13. "El Defensor", en las costumbres judías, era el Abogado, una persona de gran categoría y ascendencia capaz de influir favorablemente ante el Juez con su sola presencia. Jesús promete este Espíritu, no sólo para la escatología, sino también para el momento actual de los discípulos, en dificultades por razón de su fe: "Cuando os lleven a los tribunales no os angustiéis, el Espíritu os dirá" (Mc 13,31), y en el devenir de la peripecia de la vida. Esta es la base de la práctica espiritual de mantenernos atentos a Dios. De estar alerta a su soplo, despiertos a su inspiración... La compañía y la acción del Espíritu facilita nuestra oración constante, el orar sin interrupción, el no sentirnos nunca solos. Atentos al Espíritu, sabiéndonos inhabitados por El, nos resultará más fácil la ascesis de los sentidos, y la aceptación elegante de las contrariedades.

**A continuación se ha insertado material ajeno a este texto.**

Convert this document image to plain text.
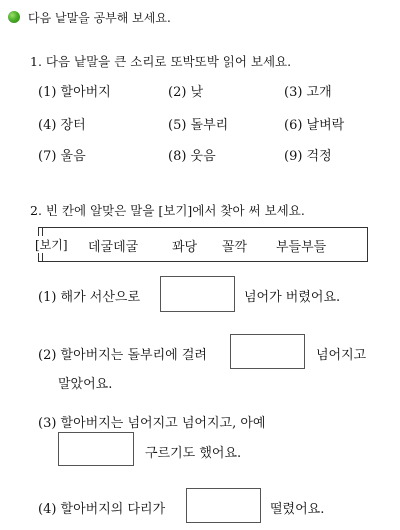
다음 낱말을 공부해 보세요.
1. 다음 낱말을 큰 소리로 또박또박 읽어 보세요.
(1) 할아버지	(2) 낮	(3) 고개
(4) 장터	(5) 돌부리	(6) 날벼락
(7) 울음	(8) 웃음	(9) 걱정
2. 빈 칸에 알맞은 말을 [보기]에서 찾아 써 보세요.
[보기] 데굴데굴	꽈당 꼴깍 부들부들
(1) 해가 서산으로	넘어가 버렸어요.
(2) 할아버지는 돌부리에 걸려	넘어지고
말았어요.
(3) 할아버지는 넘어지고 넘어지고, 아예
구르기도 했어요.
(4) 할아버지의 다리가	떨렸어요.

14. "El mundo no puede recibirlo, porque no lo ve ni lo conoce". El mundo, que rechazó a Jesús, porque no le conoció, tampoco recibe al Espíritu, porque ni le conoce ni lo ve. No puede ver al Espíritu porque le falta fe, mientras los discípulos lo ven por la fe. "El mundo no me verá", porque Jesús se va. Pero los discípulos "vosotros me veréis", porque creen en él. Y Dios por él nos da la gracia, que es una realidad creada que nos hace partícipes de su naturaleza divina. Realidad que lleva consigo la gracia Increada, que es el mismo Dios Uno y Trino, inhabitando nuestras almas, que nos participa su vida íntima y nos transforma en Dios, como un hierro metido en el fuego; y nos da la plena posesión y la fruición de las divinas Personas. El viene de una manera especial por la Palabra. Y su acción está presente en la Iglesia, en las gracias actuales, en los sacramentos, y especialmente en la eucaristía. Por eso "Alegrémonos con Dios, que con su poder gobierna en cada momento de nuestro día, todos los días, eternamente" Salmo 65.